The consumer’s issue:
“I purchased a used 2008 plate vehicle with 70,000 miles on the clock for £3,000. Five days later, various issues arose including the car struggling to shift through the gears. I took the car back to the accredited business and they said it hadn’t been repaired yet, but was safe to drive. However, I was concerned about this, so I took it in for a diagnostic and they confirmed there were faults with the car. I tried to return the vehicle for a full refund, but the business refused.”
The accredited business’ response:
- We believe that the garage which carried out the diagnostic exaggerated the issue.
- Our terms and conditions state that we will only accept a court compliant report in the event of a dispute, which has not been provided.
- The car passed its MOT a few days before the purchase and there were no problems at that point.
- We will not accept liability without a full inspection and report confirming the vehicle was not of satisfactory quality, not fit for purpose or not as described at the point of sale.
The adjudication outcome:
- The Motor Ombudsman adjudicator didn’t uphold the complaint, because the MOT showed no faults with the vehicle at the point of sale.
- The report from the garage which carried out the diagnostic didn’t say that the faults would be present at the point of sale.
- Additionally, the report was undated and unsigned which meant that the adjudicator felt they couldn’t place much weight on it.

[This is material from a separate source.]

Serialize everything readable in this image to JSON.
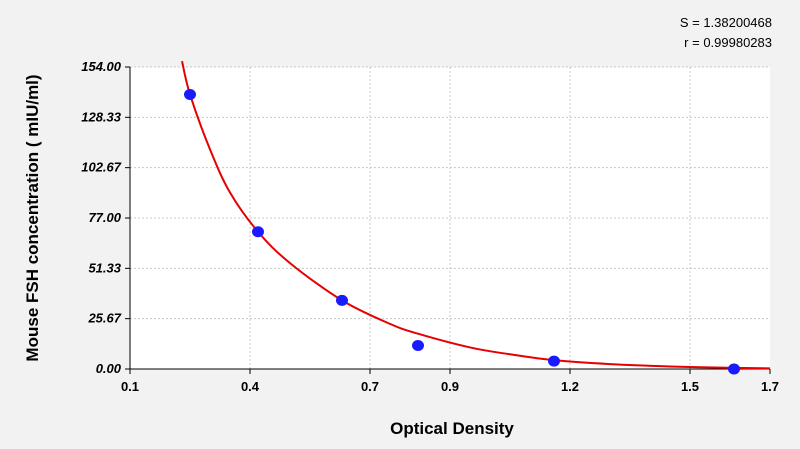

- The consumer was unhappy with this outcome, and provided additional information for review by the ombudsman.
The ombudsman’s final decision:
- The ombudsman upheld the consumer’s complaint because they had provided evidence to show that the vehicle’s gearbox had serious faults caused by a failing mechatronics unit, which had led to premature wear of the clutches.
- Whilst it isn’t unexpected for a 10-year-old vehicle with 70,000 miles on the clock to experience wear and tear, the report was clear that this wear was “premature”, and therefore the gearbox should have lasted longer.
- There was also a fault with the ABS system, which was supposed to be repaired as part of the sales agreement. This meant that the car was unsafe to drive and not fit for purpose.
- Finally, the ombudsman did not think it was reasonable to always ask for a court compliant report. Whilst they are reliable, and a lot of weight can be attached to them, other forms of evidence are also acceptable and it will not always be proportionate to ask a consumer to pay for such a document.
- With all things taken into consideration, and as the consumer hadn’t used the vehicle since the request for rejection was made, it was reasonable to award a full refund to the customer.